Back in 1988 the United States was on the same side as the Afghan rebels, as those opposing the Russians were known. One of the ways that we helped the rebels (in addition to training Osama bin Laden and his band of followers) was by selling them Stinger missiles. The rebels were delighted to own Stinger missiles but, after the war, became somewhat sloppy as to their whereabouts. As a result, some of the missiles that hadn’t been used ended up in Iran, a country with which then, as now, the United States did not enjoy particularly cordial relations. That would have been a pretty bad outcome but for two things. We were not at war with Iran and had not yet even identified it as part of the axis of evil. Furthermore, according to reports then circulating, the Iranians could not figure out how to make the missiles work. Disappointed but not without resourcefulness, the Iranians sold them to Qatar.

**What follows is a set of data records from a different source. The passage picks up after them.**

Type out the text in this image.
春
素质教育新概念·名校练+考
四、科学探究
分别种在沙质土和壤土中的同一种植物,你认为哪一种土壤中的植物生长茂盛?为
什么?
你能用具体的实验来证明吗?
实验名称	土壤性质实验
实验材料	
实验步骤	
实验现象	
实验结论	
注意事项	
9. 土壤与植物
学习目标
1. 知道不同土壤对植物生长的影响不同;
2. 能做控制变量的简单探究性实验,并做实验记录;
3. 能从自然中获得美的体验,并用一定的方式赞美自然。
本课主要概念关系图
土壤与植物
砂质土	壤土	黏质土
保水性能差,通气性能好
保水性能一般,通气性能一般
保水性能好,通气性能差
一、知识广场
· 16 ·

A good question at this point would be why would Qatar have wanted to buy Stinger missiles that Iran couldn’t make work from the Iranians. The answer is the United States had sold 70 Stinger missiles to Bahrain a short while earlier. Although the United States professed a dislike of selling weapons in that part of the world, it made an exception in the case of Bahrain (among other places) because it wanted Bahrain to be able to defend itself from Iran on the off chance Iran would use the weapons it had acquired from Oliver North of the Reagan administration or from the Republic of China, against Bahrain. Qatar wanted the Stingers for self-defense in case Bahrain forgot that it was to use the Stingers against Iran and were to use them against Qatar instead.
One day someone in the administration happened to be watching television and what to that person’s wondering eyes should appear but a Stinger missile in a military parade in Qatar. Since the U.S. hadn’t sold the Stinger to Qatar its curiosity was piqued and it sent Richard Murphy of the State Department to Qatar to learn more about it. Because Mr. Murphy represented a very important country, he demanded of Crown Prince Hamad bin Khalifa al-Thani, Qatar’s defense minister, that the missiles be returned to the U.S. Because the Crown Prince is a very important person in Qatar he refused Murphy’s request saying Qatar needed the missiles to defend itself from Bahrain. (That dispute was ultimately resolved when Qatar destroyed the missiles in 1990.) That was then, this is now. Once again Qatar has something the U.S. wants it to get rid of. This time it’s Al Jazeera.
Al Jazeera is an Arab language television station headquartered in Qatar that broadcasts throughout the Arab world and is heavily subsidized by the government. The U.S. administration does not like Al Jazeera because it shows pictures of things that the U.S. would prefer not be shown on television. In addition, leading administration figures such as the secretaries of state, defense have said that the broadcasts are not only inflammatory but occasionally false. When they say they are false they may be thinking that they are like the television shows in this country that purport to be news shows but are actually broadcasts paid for by the Bush administration in order to mislead the American public on such things as its education and healthy marriage initiatives. Among the Al Jazeera reports that the administration disliked were those that showed civilian casualties while Falluja was under assault. Although there were lots of civilian casualties the administration believes reports of the casualties will make Arabs angry just like the falsified TV reports in the United States make U.S. citizens angry. It fears that if the Arabs get mad enough they’ll do worse things to demonstrate their anger than the compliant American public will.
The administration does not want to give Arabs the impression that it opposes freedom of speech even though it sometimes does. Nonetheless Al Jazeera’s staff is aware of the administration’s displeasure. As its news editor, Ahmed Sheikh, Al Jazeera’s news editor explained: “We understand that Americans are not happy with our editorial policies. But if anyone wants us to become their mouthpiece, we will not do that. We are independent and impartial, and we have never gotten any pressure from the Qatari government to change our editorial approach.” It’s impossible to know if he’s telling the truth about not being pressured by the government. It’s not impossible to tell whether the U.S. government has used broadcasters as mouth pieces. It has.